Senator Diane Savino said, “Property tax relief is an issue that affects all New Yorkers. The Senate took the first step this week in tackling this problem in the suburbs. But New York City residents need protection, too. Our home values are dropping, our assessments are rising. Something needs to break.”
“When you factor in tolls and the failure of the City to provided equitable health care to Staten Island we are probably the most financially burdened borough in the City,” said Assemblyman Matthew Titone. “Capping our property taxes is only fair.”
“Staten Island families and seniors are being crushed by ever-increasing property taxes, and are increasingly being forced to choose between buying basic essentials or paying their property taxes,” said Assemblyman Lou Tobacco (R,C,I-Staten Island). “This legislation will lower property taxes for New York City residents and will ensure that Staten Islanders receive the tax relief they deserve.”

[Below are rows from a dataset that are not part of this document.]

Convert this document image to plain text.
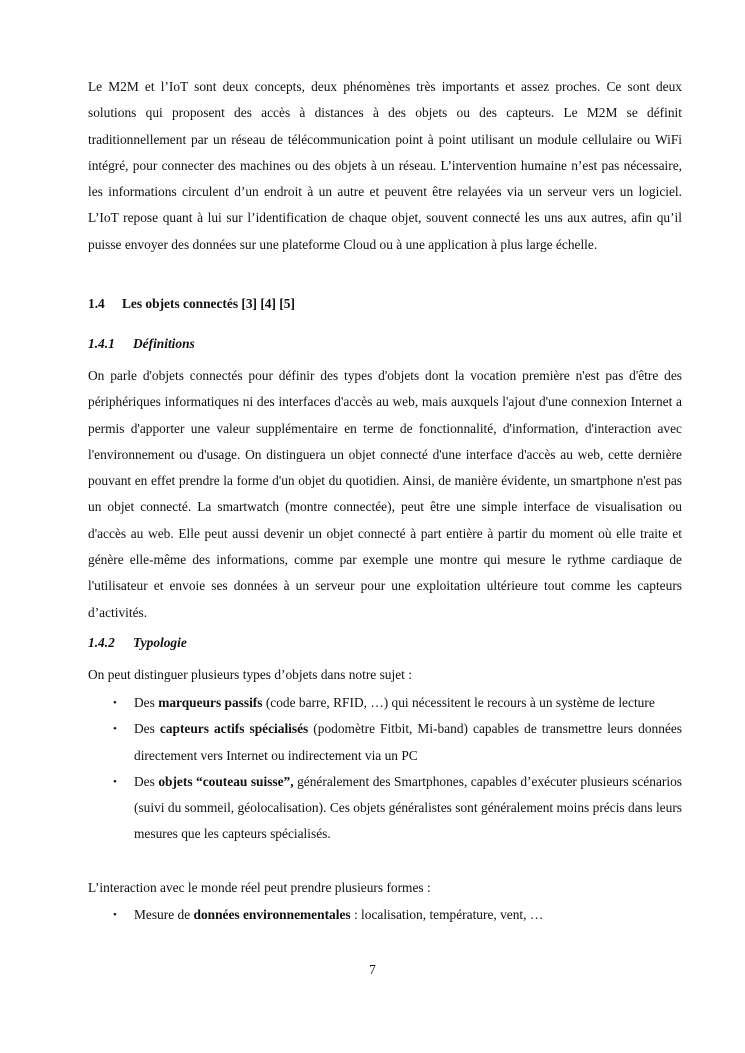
Le M2M et l’IoT sont deux concepts, deux phénomènes très importants et assez proches. Ce sont deux solutions qui proposent des accès à distances à des objets ou des capteurs. Le M2M se définit traditionnellement par un réseau de télécommunication point à point utilisant un module cellulaire ou WiFi intégré, pour connecter des machines ou des objets à un réseau. L’intervention humaine n’est pas nécessaire, les informations circulent d’un endroit à un autre et peuvent être relayées via un serveur vers un logiciel. L’IoT repose quant à lui sur l’identification de chaque objet, souvent connecté les uns aux autres, afin qu’il puisse envoyer des données sur une plateforme Cloud ou à une application à plus large échelle.

1.4 Les objets connectés [3] [4] [5]
1.4.1 Définitions

On parle d'objets connectés pour définir des types d'objets dont la vocation première n'est pas d'être des périphériques informatiques ni des interfaces d'accès au web, mais auxquels l'ajout d'une connexion Internet a permis d'apporter une valeur supplémentaire en terme de fonctionnalité, d'information, d'interaction avec l'environnement ou d'usage. On distinguera un objet connecté d'une interface d'accès au web, cette dernière pouvant en effet prendre la forme d'un objet du quotidien. Ainsi, de manière évidente, un smartphone n'est pas un objet connecté. La smartwatch (montre connectée), peut être une simple interface de visualisation ou d'accès au web. Elle peut aussi devenir un objet connecté à part entière à partir du moment où elle traite et génère elle-même des informations, comme par exemple une montre qui mesure le rythme cardiaque de l'utilisateur et envoie ses données à un serveur pour une exploitation ultérieure tout comme les capteurs d’activités.

1.4.2 Typologie

On peut distinguer plusieurs types d’objets dans notre sujet :

• Des marqueurs passifs (code barre, RFID, …) qui nécessitent le recours à un système de lecture
• Des capteurs actifs spécialisés (podomètre Fitbit, Mi-band) capables de transmettre leurs données directement vers Internet ou indirectement via un PC
• Des objets “couteau suisse”, généralement des Smartphones, capables d’exécuter plusieurs scénarios (suivi du sommeil, géolocalisation). Ces objets généralistes sont généralement moins précis dans leurs mesures que les capteurs spécialisés.

L’interaction avec le monde réel peut prendre plusieurs formes :

• Mesure de données environnementales : localisation, température, vent, …
7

Given the state of our economy and the heavy burden carried by taxpayers, Lanza contends we need to take an aggressive approach to stop the City from raising taxes on Staten Island families at every turn. “The reality is that residents and businesses are leaving the state in droves because they cannot continue to pay skyrocketing property and job-killing business taxes,” said Lanza. “This bill will help families and seniors living on fixed incomes make ends meet and stay in their homes. By limiting future increases, taxpayers would have a much better sense of what they need to budget. This also would help to rein in out-of-control government spending.”
The bill will be circulated to the entire New York City delegation for co-sponsorship.